The AFP office in Peking said it was told by the Foreign Ministry that MacDonald was being deported because AFP had ″refused to recall″ the journalist.
Police refused comment and no one answered the phone at the Foreign Ministry. Offices in China were closed Friday for the lunar new year holiday.
The Foreign Ministry has said the State Security Bureau, China’s intelligence agency, was handling the deportation.
AFP was told Monday by the Foreign Ministry to transfer MacDonald from China because of activities incompatible with his status as a journalist during recent student protests.
MacDonald, of San Luis Obispo, Calif., has denied any wrondoing.
The official Xinhua News Agency said a Tianjin University student had been arrested by the State Security Bureau for ″secret collusion″ with MacDonald. It said the student had provided intelligence to the reporter, but gave no details.

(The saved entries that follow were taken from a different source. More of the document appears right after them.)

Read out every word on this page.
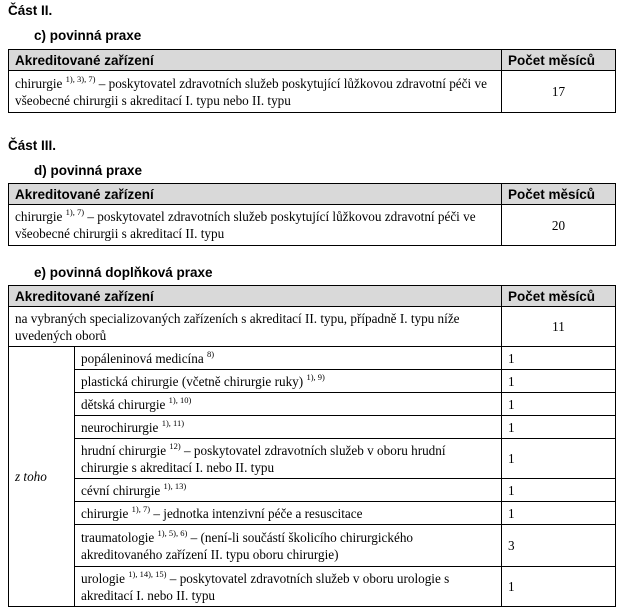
Část II.
c) povinná praxe
Akreditované zařízení	Počet měsíců
chirurgie $^{1), 3), 7)}$ – poskytovatel zdravotních služeb poskytující lůžkovou zdravotní péči ve všeobecné chirurgii s akreditací I. typu nebo II. typu	17
Část III.
d) povinná praxe
Akreditované zařízení	Počet měsíců
chirurgie $^{1), 7)}$ – poskytovatel zdravotních služeb poskytující lůžkovou zdravotní péči ve všeobecné chirurgii s akreditací II. typu	20
e) povinná doplňková praxe
Akreditované zařízení		Počet měsíců
na vybraných specializovaných zařízeních s akreditací II. typu, případně I. typu níže uvedených oborů		11
z toho	popáleninová medicína $^{8)}$	1
	plastická chirurgie (včetně chirurgie ruky) $^{1), 9)}$	1
	dětská chirurgie $^{1), 10)}$	1
	neurochirurgie $^{1), 11)}$	1
	hrudní chirurgie $^{12)}$ – poskytovatel zdravotních služeb v oboru hrudní chirurgie s akreditací I. nebo II. typu	1
	cévní chirurgie $^{1), 13)}$	1
	chirurgie $^{1), 7)}$ – jednotka intenzivní péče a resuscitace	1
	traumatologie $^{1), 5), 6)}$ – (není-li součástí školicího chirurgického akreditovaného zařízení II. typu oboru chirurgie)	3
	urologie $^{1), 14), 15)}$ – poskytovatel zdravotních služeb v oboru urologie s akreditací I. nebo II. typu	1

MacDonald, who was vacationing in Hong Kong when he was ordered to leave China, returned to Peking on Tuesday with AFP’s Hong Kong-based regional director for Asia and the Pacific, Georges Biannic.
Biannic met with Foreign Ministry officials Wednesday and asked the Chinese to reconsider the decision, but the ministry rejected the appeal and said MacDonald had ″several days″ to leave the country.
AFP protested the expulsion order, saying it was a ″flagrant violation of the most elementary rules of the right to information.″
However, MacDonald reportedly had planned to leave the country on Tuesday.
The actions against MacDonald were a sign of official displeasure with how the Western press covered pro-democracy student demonstrations and the subsequent crackdown on intellectuals accused of espousing Western liberal thought.
MacDonald, one of four AFP correspondents in Peking, is fluent in Chinese and reported extensively about the student unrest. He is the second Western journalist in less than a year to be expelled after being accused of involvement in ″intelligence″ activities.
New York Times correspondent John Burns was deported last July after being held for six days on suspicion of gathering intelligence during a motorcycle trip through a restricted area of central China.